Michael Kimmelman’s New York Times piece about the architect Peter Zumthor is full of nuggets worth keeping on hand, easily accessible. I first began paying attention to Zumthor after visiting his Kolumba museum in Cologne. It was such an unexpected blend of old and new (Zumthor incorporated the ruins of a Gothic church as well as a chapel built on the site after World War II) in a way that both honored the past and melded it with the future. And the spaces were unexpected and yet organic. Zumthor is not tricky, clever, ironic or manipulative, all important qualities in art as well as life IMHO. Architectural critic Peter Rüedi pointed out that some may mistake Zumthor as an ascetic. He is instead an “essentialist of the sensual.”
I like Kimmelman’s comparison of Zumthor with some of the high visibility starchitects we read about constantly:
As the designer of some of the subtlest and most admired buildings of the last quarter-century, Zumthor has hardly been toiling in obscurity. But he has eschewed the flamboyant, billboard-on-the-skyline, globe-trotting celebrity persona, setting himself apart from, and in his own mind clearly somewhat above, some of his more famous colleagues. His works, even from the most superficial perspective, differ from Frank Gehry’s or Zaha Hadid’s or Jean Nouvel’s or Norman Foster’s, for starters, because they are not flashy: they often don’t grab you at all at first glance, being conceived from the inside out, usually over many painstaking years. Moreover, because Zumthor runs a small office and doesn’t often delegate even the choice of a door handle, he hasn’t taken on many projects, and most of the ones he has completed aren’t very big.
And later, this passage:
I’ve heard Zumthor’s detractors respond to this sort of argument by saying he’s a Swiss clockmaker. They stress that he thrives in a small pond but that the rough-and-tumble of global-scaled 21st-century projects demands a more flexible and grander vision. It is true that his projects are not enormous; there is an intimacy to his work. At places like Bregenz or the Bruder Klaus chapel, visitors respond not just to how his buildings look but also to their sounds, smells, to the light as it changes around them, even to the feel of the walls and floors — to what Zumthor has described as the “beautiful silence that I associate with attributes such as composure, self-evidence, durability, presence and integrity, and with warmth and sensuousness as well.”
Zumthor is easy to compare with Louis Kahn and for good reason. His artistic proclivities and perfectionistic style sound familiar for those of us who are Kahn fans. He talks about being influenced by the work of sculptors Richard Serra, Walter De Maria and Michael Heizer, and he also references Joseph Beuys. “With Beuys,” Zumthor explained, “my interest has had to do with the mythology and sensuousness of his materials, the importance of his personal life in his art. He was looking at objects with history, with a past.”
The description and photos of Zumthor’s Vals spa hotel and baths are evocative and memorable. “The spa invests ordinary leisure-time bathing with a sacramental gravity.
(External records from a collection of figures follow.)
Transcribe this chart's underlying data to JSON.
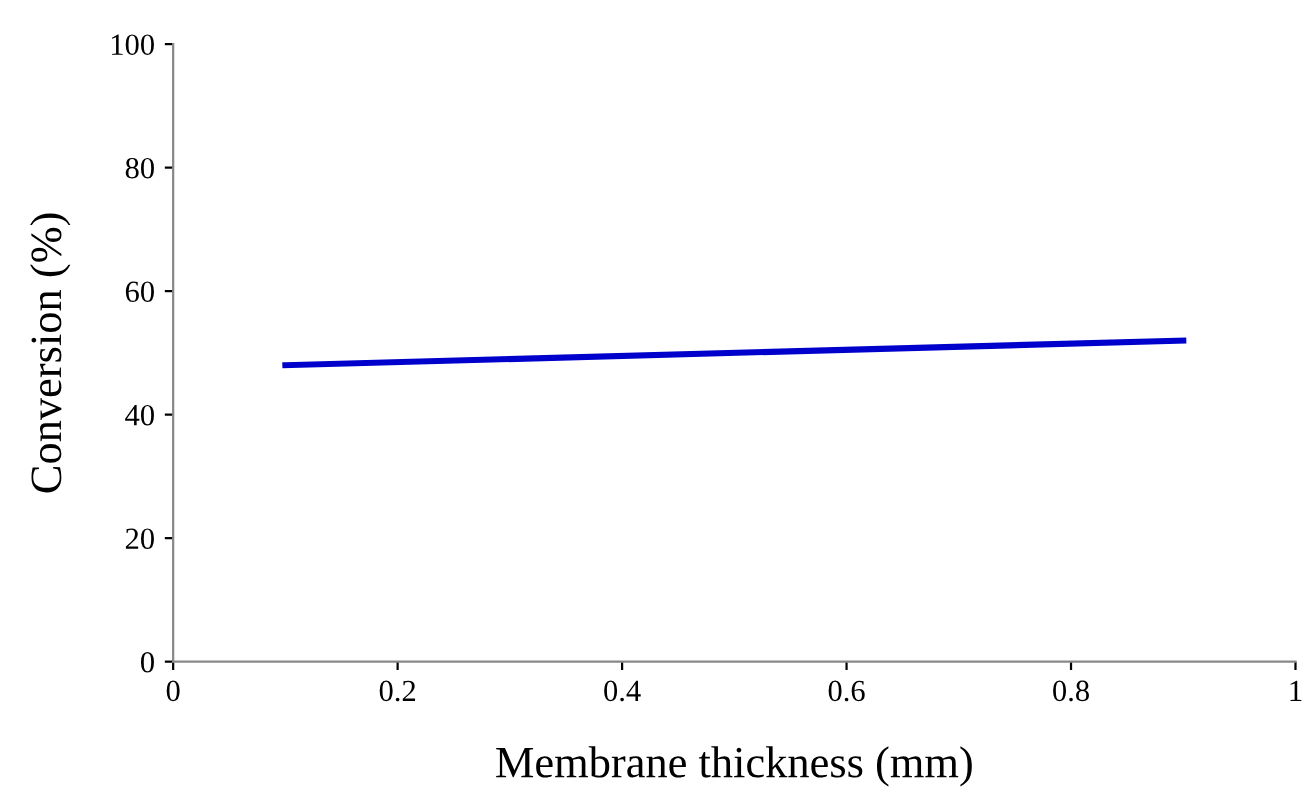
{
  "chart_data": {
    "type": "line",
    "xlabel": "Membrane thickness (mm)",
    "ylabel": "Conversion (%)",
    "x": [
      0.1,
      0.9
    ],
    "series": [
      {
        "color": "#0000cc",
        "values": [
          48,
          52
        ]
      }
    ],
    "xlim": [
      0,
      1
    ],
    "xticks": [
      0,
      0.2,
      0.4,
      0.6,
      0.8,
      1
    ],
    "ylim": [
      0,
      100
    ],
    "yticks": [
      0,
      20,
      40,
      60,
      80,
      100
    ],
    "grid": false,
    "legend": false,
    "marker": "none",
    "line_style": "solid"
  }
}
It lends existential weight to even the simplest, most banal rituals — walking from room to room, looking out a window, reclining on a bench, gazing up at the sky or hearing the splash of water and the echo of footsteps. Bathers move like supplicants through wet stone chapels,” writes Kimmelman. “Vals is not about an outside object,” says Zumthor. “It’s not about lap pools and slides and gadgets. It is about what happens inside, the bathing, oriented toward the ritual, as if in the Orient. It’s about water and stone and light and sound and shadow.”
A few more phrases from Zumthor that are worth pondering:
I think the chance of finding beauty is higher if you don’t work on it directly. Beauty in architecture is driven by practicality. This is what you learn from studying the old townscapes of the Swiss farmers. If you do what you should, then at the end there is something, which you can’t explain maybe, but if you are lucky, it has to do with life.
Solid wood has almost disappeared as too expensive, complicated and old-fashioned. I reintroduced it as a construction method here because it feels good to be with, to be in. You feel a certain way in a glass or concrete or limestone building. It has an effect on your skin — the same with plywood or veneer, or solid timber. Wood doesn’t steal energy from your body the way glass and concrete steal heat. When it’s hot, a wood house feels cooler than a concrete one, and when it’s cold, the other way around. So I preserved the wood-beam construction because of what it can do for your body.
I believe in the spiritual value of art, as long as it’s not exclusive. It is the same with architecture.